As well as exhibitions on subjects like the agent who brought down the FBI’s most damaging traitor, and the teenager who hacked the CIA’s website, SPYSCAPE also features interactive experiential ‘Spy Challenges’, in which visitors can test their own spy skills, including lie detection in interrogation booths, observation in a 360-degree live surveillance mission, and agility in special ops laser tunnels. Question Stations test their spy attributes, such as risk-tolerance, brainpower, and personality.

To evoke the world of espionage through the design, architectural flourishes are inspired by the world’s largest spy organisations, and include the use of smoked glass, bespoke fibre cement, dark grey acoustic panelling, black linoleum, mirror polished steel and a dramatic vaulted LED light canopy.

According to Adjaye Associates’ design narrative, “spaces will continually shift the visitor's vantage point and prioritise the experiences of discovery and observation, using lighting, screens and transparencies between floors and partially obscured interstitial circulation spaces that open up into immersive, fully interactive multimedia environments.”
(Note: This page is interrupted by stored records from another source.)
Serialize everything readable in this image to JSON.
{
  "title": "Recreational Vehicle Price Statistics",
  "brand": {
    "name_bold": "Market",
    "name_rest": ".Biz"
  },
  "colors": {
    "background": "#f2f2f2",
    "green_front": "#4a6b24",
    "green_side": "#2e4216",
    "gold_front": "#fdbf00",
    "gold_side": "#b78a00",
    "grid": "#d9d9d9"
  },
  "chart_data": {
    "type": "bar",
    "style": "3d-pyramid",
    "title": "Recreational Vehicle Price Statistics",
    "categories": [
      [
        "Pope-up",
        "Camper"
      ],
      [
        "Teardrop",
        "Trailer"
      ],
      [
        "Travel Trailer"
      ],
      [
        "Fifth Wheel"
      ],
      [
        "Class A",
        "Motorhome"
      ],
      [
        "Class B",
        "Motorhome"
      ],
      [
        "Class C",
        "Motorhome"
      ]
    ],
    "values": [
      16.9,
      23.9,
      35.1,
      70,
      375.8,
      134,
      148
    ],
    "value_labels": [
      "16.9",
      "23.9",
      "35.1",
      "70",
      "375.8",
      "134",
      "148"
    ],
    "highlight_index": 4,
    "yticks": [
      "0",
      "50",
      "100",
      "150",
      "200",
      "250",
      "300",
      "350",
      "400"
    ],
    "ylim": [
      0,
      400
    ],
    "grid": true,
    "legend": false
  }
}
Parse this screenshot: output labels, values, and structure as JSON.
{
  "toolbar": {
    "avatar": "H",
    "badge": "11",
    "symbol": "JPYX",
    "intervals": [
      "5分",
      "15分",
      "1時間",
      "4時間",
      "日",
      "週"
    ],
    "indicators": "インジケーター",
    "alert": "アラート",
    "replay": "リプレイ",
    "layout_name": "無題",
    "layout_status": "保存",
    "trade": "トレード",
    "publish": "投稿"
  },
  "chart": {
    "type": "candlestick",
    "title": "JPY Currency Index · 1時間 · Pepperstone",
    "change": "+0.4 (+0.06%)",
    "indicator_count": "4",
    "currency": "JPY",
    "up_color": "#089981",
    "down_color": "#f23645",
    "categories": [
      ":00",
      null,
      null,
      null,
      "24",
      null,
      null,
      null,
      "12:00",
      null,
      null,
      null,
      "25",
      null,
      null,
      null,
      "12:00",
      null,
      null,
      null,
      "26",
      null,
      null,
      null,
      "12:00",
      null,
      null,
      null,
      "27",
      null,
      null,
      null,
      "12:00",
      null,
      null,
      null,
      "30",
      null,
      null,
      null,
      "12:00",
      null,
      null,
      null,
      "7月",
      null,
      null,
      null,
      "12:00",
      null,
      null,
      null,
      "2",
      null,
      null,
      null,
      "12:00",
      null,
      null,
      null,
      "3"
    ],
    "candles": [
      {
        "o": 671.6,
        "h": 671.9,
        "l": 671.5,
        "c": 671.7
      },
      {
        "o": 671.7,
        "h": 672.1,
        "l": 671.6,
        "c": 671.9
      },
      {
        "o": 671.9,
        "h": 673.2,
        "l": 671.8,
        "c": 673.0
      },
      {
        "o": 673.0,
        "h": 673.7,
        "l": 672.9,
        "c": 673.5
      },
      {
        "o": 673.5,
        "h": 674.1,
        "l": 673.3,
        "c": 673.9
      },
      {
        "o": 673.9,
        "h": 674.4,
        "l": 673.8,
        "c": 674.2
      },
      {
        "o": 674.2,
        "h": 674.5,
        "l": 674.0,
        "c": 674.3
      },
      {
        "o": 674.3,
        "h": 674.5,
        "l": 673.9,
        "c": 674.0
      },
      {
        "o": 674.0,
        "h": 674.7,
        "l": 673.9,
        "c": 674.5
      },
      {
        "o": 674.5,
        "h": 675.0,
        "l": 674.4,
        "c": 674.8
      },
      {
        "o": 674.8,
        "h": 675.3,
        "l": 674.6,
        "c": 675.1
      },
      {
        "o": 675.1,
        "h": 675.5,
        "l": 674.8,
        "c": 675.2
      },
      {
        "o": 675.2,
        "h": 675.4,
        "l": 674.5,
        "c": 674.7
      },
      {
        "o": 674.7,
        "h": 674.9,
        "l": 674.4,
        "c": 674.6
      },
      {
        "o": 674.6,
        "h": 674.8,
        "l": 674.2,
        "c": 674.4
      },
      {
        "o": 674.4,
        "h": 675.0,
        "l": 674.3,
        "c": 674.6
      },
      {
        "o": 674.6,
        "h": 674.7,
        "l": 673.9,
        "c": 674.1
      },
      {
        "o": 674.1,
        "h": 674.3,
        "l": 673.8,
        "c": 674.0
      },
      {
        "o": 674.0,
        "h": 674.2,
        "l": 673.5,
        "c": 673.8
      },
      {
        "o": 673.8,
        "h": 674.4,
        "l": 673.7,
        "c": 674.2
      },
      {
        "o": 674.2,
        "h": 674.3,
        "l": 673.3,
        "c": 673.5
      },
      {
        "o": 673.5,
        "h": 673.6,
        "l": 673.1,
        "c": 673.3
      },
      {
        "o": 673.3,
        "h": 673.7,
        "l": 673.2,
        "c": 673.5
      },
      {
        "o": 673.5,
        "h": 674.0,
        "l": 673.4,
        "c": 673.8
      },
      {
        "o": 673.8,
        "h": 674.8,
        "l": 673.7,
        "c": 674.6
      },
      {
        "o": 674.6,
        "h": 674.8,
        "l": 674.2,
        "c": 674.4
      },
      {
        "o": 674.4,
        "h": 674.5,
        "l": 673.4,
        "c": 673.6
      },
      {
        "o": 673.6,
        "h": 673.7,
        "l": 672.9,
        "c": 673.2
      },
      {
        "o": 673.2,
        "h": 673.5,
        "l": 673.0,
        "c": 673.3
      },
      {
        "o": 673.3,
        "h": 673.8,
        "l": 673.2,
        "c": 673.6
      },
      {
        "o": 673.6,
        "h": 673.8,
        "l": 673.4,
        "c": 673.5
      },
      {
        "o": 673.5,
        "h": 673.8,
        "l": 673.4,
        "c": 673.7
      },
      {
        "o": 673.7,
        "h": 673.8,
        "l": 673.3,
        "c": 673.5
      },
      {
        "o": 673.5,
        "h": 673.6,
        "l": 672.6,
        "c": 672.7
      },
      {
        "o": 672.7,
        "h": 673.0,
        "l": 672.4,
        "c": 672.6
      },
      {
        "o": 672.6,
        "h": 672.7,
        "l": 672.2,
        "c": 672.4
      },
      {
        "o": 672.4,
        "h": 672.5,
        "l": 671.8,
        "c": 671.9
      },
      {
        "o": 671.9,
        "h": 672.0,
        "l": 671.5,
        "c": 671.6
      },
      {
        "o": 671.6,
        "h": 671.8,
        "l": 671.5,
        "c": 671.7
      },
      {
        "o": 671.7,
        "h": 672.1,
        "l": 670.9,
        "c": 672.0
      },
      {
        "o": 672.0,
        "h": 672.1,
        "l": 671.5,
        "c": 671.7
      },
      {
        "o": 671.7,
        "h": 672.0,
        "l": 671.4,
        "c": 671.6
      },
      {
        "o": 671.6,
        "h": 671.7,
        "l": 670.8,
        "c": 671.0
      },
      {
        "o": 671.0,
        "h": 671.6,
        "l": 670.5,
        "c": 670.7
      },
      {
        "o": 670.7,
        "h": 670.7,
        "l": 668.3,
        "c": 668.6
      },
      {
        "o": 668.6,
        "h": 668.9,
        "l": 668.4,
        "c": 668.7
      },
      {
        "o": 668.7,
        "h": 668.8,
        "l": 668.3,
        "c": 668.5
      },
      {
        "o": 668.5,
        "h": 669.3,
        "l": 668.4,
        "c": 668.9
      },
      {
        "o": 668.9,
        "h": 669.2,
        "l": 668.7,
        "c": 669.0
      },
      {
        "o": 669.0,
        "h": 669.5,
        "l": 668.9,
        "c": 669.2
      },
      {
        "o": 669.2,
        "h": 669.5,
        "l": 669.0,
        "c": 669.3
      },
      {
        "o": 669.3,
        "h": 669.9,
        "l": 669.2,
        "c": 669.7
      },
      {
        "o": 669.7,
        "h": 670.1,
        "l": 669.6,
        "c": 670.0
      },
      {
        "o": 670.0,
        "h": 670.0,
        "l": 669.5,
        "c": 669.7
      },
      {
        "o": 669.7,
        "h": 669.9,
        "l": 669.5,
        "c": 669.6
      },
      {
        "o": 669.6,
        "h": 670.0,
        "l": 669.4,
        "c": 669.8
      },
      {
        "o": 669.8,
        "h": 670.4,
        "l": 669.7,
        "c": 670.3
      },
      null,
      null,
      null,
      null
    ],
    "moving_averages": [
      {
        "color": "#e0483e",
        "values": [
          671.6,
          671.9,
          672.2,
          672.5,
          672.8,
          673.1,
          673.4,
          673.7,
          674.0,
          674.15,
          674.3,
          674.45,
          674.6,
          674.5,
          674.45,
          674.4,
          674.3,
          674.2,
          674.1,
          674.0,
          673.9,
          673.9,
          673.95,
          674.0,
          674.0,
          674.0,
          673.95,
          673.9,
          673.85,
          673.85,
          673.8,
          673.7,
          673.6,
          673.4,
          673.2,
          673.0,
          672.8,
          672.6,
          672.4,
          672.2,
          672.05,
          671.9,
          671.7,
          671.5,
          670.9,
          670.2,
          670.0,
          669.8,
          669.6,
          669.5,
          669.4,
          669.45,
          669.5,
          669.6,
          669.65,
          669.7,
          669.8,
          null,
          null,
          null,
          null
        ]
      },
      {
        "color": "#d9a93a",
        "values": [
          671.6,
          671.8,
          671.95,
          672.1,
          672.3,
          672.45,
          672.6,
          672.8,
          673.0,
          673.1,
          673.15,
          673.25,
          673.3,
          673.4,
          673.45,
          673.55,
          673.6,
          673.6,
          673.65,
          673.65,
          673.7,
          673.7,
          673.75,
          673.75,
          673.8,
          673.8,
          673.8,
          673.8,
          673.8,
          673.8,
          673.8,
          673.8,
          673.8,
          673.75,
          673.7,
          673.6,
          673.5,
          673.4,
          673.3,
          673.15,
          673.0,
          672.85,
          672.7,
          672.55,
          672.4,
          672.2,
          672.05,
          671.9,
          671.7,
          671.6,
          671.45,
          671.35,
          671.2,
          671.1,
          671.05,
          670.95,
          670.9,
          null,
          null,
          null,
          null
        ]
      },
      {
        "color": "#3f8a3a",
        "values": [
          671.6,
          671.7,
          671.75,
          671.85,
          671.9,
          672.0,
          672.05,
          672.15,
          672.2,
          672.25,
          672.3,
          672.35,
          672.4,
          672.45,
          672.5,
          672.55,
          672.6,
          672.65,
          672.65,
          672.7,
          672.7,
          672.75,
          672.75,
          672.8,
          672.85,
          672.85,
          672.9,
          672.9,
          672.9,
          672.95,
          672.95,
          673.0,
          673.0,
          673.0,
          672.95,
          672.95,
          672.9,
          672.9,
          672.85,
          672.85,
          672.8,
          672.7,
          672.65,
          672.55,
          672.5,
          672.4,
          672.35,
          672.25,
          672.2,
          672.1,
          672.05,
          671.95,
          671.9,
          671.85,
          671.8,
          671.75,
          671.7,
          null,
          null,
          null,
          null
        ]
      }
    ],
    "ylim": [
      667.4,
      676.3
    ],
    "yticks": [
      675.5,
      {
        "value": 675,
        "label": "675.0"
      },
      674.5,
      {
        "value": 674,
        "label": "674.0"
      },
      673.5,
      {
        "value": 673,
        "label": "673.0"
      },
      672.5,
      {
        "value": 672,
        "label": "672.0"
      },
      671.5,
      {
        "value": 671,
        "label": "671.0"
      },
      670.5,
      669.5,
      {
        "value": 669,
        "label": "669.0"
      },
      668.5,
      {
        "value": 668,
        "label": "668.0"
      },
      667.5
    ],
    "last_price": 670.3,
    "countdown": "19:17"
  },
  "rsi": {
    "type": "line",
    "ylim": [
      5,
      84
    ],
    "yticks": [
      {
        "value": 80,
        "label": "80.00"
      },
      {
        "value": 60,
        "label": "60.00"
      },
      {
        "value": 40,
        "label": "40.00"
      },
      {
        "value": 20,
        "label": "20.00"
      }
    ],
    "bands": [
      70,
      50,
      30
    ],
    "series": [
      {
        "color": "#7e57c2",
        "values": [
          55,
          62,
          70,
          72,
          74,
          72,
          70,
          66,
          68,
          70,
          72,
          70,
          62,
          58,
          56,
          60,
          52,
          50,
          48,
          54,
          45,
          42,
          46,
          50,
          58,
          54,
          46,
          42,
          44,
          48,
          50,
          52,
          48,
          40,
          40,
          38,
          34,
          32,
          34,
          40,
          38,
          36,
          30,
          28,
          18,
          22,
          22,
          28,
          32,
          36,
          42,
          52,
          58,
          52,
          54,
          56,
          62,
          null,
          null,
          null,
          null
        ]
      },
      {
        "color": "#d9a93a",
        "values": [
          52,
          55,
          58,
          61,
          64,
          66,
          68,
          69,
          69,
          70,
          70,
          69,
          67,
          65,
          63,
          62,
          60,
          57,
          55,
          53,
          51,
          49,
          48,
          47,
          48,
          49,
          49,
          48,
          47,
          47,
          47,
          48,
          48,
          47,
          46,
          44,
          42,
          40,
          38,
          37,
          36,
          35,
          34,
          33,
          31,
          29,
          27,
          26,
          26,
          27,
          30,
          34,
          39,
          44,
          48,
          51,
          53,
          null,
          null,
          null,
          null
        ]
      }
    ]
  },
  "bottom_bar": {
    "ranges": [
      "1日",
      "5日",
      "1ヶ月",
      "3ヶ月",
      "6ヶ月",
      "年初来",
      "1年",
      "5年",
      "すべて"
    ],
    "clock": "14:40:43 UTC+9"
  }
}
Audio design was done by composer and sound designer Nick Ryan and lighting design was helmed by Lighting Workshop.

The museum will also house a café, private event spaces, a ‘spy shop’ and a bookshop with over 1,000 rare and first edition espionage-related titles.

The attraction has been masterminded by private investment group Archimedia, which has previously invested in Aman Resorts, along with spy-themed television and film projects, such as acclaimed adaptations of John Le Carré’s The Night Manager and A Most Wanted Man.